The Dependent Gene: The Fallacy of "Nature vs. Nurture"
- Author: David S. Moore
- Language: English
- Subject: Developmental systems theory; Genetic determinism;
- Genre: Nonfiction
- Publisher: Times Books; Henry Holt & Company;
- Publication date: 2002
- Pages: 320
- ISBN: 978-0-7167-4024-7

= The Dependent Gene =

2002 book by psychologist David Moore

The Dependent Gene: The Fallacy of "Nature vs. Nurture" is a book by developmental psychologist David S. Moore, originally published in 2002 by Times Books and Henry Holt & Company. The book is highly critical of genetic determinism and the nature-nurture debate, emphasizing that gene action is highly dependent on social and biological factors in the organism's environment. In doing so, it draws on developmental systems theory to present an interactionist approach to the science of genetics. Among the examples Moore cites in the book is that of phenylketonuria (PKU), which is caused by a mutation in a single gene, but can easily be treated through dietary intervention. He argues that PKU, like all traits, is both genetic and environmental in origin.

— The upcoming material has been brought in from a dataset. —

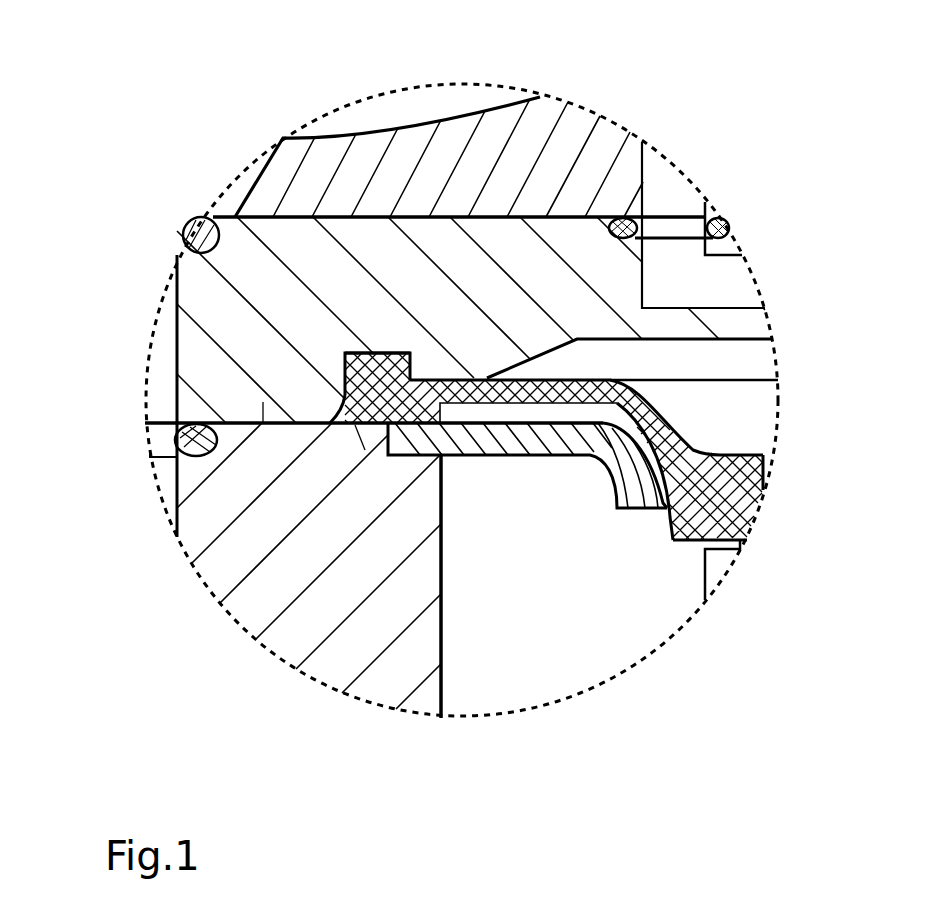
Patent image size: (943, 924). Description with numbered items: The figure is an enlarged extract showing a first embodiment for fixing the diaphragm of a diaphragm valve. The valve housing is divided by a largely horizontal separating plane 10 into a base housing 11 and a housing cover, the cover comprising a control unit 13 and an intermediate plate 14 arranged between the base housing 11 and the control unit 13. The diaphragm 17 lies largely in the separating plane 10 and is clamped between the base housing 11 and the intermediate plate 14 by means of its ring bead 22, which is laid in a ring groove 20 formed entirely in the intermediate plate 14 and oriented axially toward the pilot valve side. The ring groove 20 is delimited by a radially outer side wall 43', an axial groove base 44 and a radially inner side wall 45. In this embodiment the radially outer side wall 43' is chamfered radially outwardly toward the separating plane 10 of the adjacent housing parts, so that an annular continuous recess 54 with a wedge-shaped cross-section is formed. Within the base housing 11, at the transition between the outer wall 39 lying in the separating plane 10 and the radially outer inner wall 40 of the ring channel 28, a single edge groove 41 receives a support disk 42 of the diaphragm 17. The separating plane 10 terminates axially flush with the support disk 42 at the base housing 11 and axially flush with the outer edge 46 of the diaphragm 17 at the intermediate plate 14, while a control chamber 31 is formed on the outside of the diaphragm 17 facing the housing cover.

He also critiques the fundamental concept of a discrete "gene", arguing that the function-based boundaries that are claimed to separate genes from one another have changed over time.

==Reception==
Robert Lickliter and Hunter Honeycutt reviewed The Dependent Gene favorably, writing, "Using a wealth of clear examples to highlight the complex transactions between genes and environment at every stage of biological and psychological development, Moore presents a powerful antidote to gene-centered explanations of human behavior and cognition by articulating a perspective in which development really matters." They also praised the style in which the book was written: "Moore’s clear, casual style makes this message and its consequences for the traditional gene-centered neo-Darwinian view of evolution accessible to a wide range of nonspecialists, including advanced undergraduates and graduate students in the behavioral and cognitive sciences." The book was also reviewed favorably in Publishers Weekly, which wrote, "Scientists and social service providers will be intrigued by this well-written, insightful and far more optimistic view of human development and evolution than most that have come before." Julie Buckles, writing in Genome News Network, was more critical in her review of the book. She concluded, "By the end, I found myself more confused than convinced. Moore complains, with some validity, about "the tendency of journalists to excitedly report not-yet-proven associations between traits and genes." Though he makes a well-meaning effort to clarify a complex area of biology, his treatment of the material is unlikely to serve as a primer for the general public."